🔗 Source: arXiv

Scaling Latent Reasoning via Looped Language Models

Mechanism: Introduces a weight-tied recurrent transformer stack (LoopLM) that iteratively updates latent states, coupled with an entropy-regularized gating mechanism that dynamically allocates computational depth via learned early-exit probabilities.
Nuance: Unlike standard transformers that scale via parameter count or explicit token generation (CoT), LoopLM decouples compute depth from model size through architectural recurrence, avoiding context-length bloat while enabling input-adaptive latent reasoning.
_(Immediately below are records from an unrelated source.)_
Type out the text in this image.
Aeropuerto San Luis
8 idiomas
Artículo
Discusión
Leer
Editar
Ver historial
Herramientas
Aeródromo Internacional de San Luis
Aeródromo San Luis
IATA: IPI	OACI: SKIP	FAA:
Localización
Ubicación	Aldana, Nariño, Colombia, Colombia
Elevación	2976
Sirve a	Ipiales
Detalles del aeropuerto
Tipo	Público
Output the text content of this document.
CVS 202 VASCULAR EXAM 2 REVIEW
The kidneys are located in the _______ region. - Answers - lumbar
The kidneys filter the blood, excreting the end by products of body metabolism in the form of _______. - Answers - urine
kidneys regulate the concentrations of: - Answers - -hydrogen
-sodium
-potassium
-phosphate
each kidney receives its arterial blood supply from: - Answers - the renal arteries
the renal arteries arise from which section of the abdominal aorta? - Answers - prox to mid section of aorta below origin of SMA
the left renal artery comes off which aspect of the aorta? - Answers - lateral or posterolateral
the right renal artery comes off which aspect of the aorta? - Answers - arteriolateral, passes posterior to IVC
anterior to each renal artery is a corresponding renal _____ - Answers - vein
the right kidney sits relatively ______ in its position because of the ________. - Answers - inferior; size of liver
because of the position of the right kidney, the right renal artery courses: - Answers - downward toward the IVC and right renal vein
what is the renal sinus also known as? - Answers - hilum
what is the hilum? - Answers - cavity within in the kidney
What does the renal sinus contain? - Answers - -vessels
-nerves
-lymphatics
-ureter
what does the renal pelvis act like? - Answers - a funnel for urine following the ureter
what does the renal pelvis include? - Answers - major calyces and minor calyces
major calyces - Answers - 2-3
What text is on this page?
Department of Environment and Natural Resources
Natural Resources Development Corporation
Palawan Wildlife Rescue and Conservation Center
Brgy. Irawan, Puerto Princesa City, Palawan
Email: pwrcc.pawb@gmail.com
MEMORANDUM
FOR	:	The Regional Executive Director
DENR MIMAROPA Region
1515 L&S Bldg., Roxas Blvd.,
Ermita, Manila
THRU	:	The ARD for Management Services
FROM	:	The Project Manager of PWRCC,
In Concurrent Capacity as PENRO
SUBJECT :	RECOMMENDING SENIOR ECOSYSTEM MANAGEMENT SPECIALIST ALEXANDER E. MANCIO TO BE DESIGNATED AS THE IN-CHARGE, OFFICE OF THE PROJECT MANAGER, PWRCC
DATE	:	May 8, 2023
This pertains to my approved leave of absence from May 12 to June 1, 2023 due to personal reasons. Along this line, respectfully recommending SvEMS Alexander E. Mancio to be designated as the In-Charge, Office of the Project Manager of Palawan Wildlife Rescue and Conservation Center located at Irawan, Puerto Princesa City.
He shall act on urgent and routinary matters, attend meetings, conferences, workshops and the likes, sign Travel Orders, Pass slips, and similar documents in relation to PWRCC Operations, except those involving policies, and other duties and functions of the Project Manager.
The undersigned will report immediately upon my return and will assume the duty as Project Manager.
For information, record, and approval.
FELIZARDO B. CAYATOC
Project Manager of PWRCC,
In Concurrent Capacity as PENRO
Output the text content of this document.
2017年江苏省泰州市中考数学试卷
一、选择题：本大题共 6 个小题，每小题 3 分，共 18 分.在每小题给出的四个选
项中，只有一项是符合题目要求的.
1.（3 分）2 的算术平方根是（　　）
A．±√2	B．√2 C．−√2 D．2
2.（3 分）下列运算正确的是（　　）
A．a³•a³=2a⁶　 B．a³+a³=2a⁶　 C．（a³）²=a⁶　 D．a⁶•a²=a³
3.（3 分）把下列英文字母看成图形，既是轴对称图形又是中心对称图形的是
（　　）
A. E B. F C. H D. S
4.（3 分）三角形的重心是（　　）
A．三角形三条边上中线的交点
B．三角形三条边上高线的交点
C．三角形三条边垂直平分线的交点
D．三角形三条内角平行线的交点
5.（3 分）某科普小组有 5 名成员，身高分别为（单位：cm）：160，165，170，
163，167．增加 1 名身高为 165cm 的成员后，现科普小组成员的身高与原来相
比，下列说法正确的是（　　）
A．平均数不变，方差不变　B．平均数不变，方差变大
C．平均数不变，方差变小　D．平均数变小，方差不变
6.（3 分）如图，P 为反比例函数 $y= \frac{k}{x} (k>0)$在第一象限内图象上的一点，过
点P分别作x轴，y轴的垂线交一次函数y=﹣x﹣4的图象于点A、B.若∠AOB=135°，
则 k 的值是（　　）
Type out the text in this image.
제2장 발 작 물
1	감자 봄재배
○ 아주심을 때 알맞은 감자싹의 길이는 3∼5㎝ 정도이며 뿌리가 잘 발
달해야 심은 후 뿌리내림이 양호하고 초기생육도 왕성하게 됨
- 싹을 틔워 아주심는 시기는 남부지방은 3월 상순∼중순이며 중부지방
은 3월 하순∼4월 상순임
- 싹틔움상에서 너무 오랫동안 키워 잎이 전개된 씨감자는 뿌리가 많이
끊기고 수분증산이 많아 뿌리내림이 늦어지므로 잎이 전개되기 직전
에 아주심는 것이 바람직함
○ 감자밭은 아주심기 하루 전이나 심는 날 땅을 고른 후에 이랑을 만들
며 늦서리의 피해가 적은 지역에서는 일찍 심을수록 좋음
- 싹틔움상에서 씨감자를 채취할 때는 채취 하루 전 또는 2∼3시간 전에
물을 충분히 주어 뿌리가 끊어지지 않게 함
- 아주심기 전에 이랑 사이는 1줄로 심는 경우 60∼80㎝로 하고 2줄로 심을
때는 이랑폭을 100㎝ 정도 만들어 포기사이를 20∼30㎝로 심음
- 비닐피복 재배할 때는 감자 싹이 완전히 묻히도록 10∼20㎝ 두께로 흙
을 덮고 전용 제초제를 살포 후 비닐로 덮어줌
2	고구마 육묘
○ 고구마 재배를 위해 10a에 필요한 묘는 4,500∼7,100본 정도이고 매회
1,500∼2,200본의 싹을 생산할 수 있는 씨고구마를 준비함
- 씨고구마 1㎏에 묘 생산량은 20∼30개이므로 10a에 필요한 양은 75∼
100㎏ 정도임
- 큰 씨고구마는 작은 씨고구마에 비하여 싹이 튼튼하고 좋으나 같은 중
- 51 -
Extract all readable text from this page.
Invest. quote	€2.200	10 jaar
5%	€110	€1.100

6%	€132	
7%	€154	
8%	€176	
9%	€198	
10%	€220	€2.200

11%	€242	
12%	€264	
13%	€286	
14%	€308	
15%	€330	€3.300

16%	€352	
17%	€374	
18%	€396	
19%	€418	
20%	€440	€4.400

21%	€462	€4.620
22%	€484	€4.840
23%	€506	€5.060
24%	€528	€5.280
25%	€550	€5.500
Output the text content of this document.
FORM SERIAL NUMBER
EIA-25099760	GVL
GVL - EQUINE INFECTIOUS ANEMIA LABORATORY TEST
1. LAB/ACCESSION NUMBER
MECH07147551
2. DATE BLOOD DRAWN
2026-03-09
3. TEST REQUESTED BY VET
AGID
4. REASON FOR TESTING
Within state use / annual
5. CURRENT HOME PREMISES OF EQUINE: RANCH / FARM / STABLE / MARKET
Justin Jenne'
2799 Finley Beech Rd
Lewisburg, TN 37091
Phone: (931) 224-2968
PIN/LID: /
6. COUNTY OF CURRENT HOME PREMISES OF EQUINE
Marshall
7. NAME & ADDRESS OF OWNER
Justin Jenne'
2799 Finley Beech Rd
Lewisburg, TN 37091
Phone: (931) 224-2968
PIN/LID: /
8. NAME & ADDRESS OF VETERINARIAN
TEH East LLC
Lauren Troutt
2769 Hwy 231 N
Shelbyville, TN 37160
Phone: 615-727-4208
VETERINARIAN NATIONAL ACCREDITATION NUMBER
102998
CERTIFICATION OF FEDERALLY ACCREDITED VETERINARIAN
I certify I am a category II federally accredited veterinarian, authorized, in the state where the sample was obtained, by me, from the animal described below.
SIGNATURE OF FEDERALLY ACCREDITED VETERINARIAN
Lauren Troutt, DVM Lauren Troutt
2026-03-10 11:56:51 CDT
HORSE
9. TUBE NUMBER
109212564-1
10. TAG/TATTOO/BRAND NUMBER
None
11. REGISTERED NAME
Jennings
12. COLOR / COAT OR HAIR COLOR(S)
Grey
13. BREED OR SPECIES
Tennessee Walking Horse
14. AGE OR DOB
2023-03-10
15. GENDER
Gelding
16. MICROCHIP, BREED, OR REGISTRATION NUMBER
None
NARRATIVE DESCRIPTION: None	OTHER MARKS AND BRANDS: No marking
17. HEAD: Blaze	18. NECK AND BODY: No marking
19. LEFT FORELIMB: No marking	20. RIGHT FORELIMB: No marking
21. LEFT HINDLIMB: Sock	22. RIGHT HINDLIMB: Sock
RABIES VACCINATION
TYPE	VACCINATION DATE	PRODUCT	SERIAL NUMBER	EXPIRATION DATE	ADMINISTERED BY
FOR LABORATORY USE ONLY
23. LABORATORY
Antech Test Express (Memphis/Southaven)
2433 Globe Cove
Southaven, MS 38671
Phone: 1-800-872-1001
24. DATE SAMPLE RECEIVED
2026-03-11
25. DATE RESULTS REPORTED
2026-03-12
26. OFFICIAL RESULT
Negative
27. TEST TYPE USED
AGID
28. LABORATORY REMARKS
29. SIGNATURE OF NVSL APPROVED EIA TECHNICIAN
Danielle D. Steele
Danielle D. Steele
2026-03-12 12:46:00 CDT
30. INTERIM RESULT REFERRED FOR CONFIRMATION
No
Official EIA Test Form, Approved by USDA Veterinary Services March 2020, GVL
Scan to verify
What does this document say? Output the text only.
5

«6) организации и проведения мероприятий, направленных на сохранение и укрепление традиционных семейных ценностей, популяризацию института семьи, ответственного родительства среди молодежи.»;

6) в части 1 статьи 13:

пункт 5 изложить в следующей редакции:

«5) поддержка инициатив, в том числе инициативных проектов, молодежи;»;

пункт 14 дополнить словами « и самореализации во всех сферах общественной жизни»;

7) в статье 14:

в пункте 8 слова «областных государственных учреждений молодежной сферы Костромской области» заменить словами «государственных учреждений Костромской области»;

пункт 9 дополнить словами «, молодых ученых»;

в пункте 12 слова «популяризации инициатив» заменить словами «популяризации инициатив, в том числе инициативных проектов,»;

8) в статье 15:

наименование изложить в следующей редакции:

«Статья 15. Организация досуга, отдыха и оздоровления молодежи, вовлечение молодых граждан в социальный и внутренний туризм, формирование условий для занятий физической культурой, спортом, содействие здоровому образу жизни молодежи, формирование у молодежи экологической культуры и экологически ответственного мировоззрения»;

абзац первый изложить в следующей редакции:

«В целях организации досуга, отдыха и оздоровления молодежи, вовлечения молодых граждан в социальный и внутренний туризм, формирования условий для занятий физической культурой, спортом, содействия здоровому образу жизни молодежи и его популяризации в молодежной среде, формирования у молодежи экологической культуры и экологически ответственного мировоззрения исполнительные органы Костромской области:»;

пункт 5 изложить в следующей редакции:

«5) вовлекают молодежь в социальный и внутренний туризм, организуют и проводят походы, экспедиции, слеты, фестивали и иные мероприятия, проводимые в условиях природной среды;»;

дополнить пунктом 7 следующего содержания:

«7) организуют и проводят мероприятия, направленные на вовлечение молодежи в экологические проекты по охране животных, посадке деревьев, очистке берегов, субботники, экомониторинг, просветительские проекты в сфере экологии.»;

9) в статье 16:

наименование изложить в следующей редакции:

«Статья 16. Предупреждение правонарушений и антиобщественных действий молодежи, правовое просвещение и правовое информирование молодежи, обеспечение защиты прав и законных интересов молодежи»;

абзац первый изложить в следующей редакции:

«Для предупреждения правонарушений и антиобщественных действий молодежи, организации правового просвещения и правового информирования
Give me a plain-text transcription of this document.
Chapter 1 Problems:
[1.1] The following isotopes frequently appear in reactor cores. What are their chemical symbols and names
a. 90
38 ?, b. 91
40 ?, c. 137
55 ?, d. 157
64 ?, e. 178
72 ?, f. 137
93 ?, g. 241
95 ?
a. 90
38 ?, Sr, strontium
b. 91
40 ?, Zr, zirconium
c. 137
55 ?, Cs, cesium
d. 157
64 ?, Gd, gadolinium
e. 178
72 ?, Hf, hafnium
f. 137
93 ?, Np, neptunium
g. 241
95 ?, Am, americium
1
Ouro 1.4B and 2.6B models match or exceed 4B–8B standard LLMs across math, science, and language benchmarks after scaling to 7.7T training tokens.
Recurrence dramatically improves knowledge manipulation and multi-hop composition without increasing raw knowledge storage capacity (~2 bits/parameter).
Latent iterative updates yield reasoning traces with higher causal faithfulness and improved safety alignment compared to explicit CoT methods.

Requires careful calibration of exit thresholds and entropy regularization coefficients to prevent early-exit collapse or over-computation on simple inputs.
Gains stem from architectural compute allocation rather than expanded knowledge capacity, limiting direct transferability to tasks requiring massive factual recall without complementary scaling.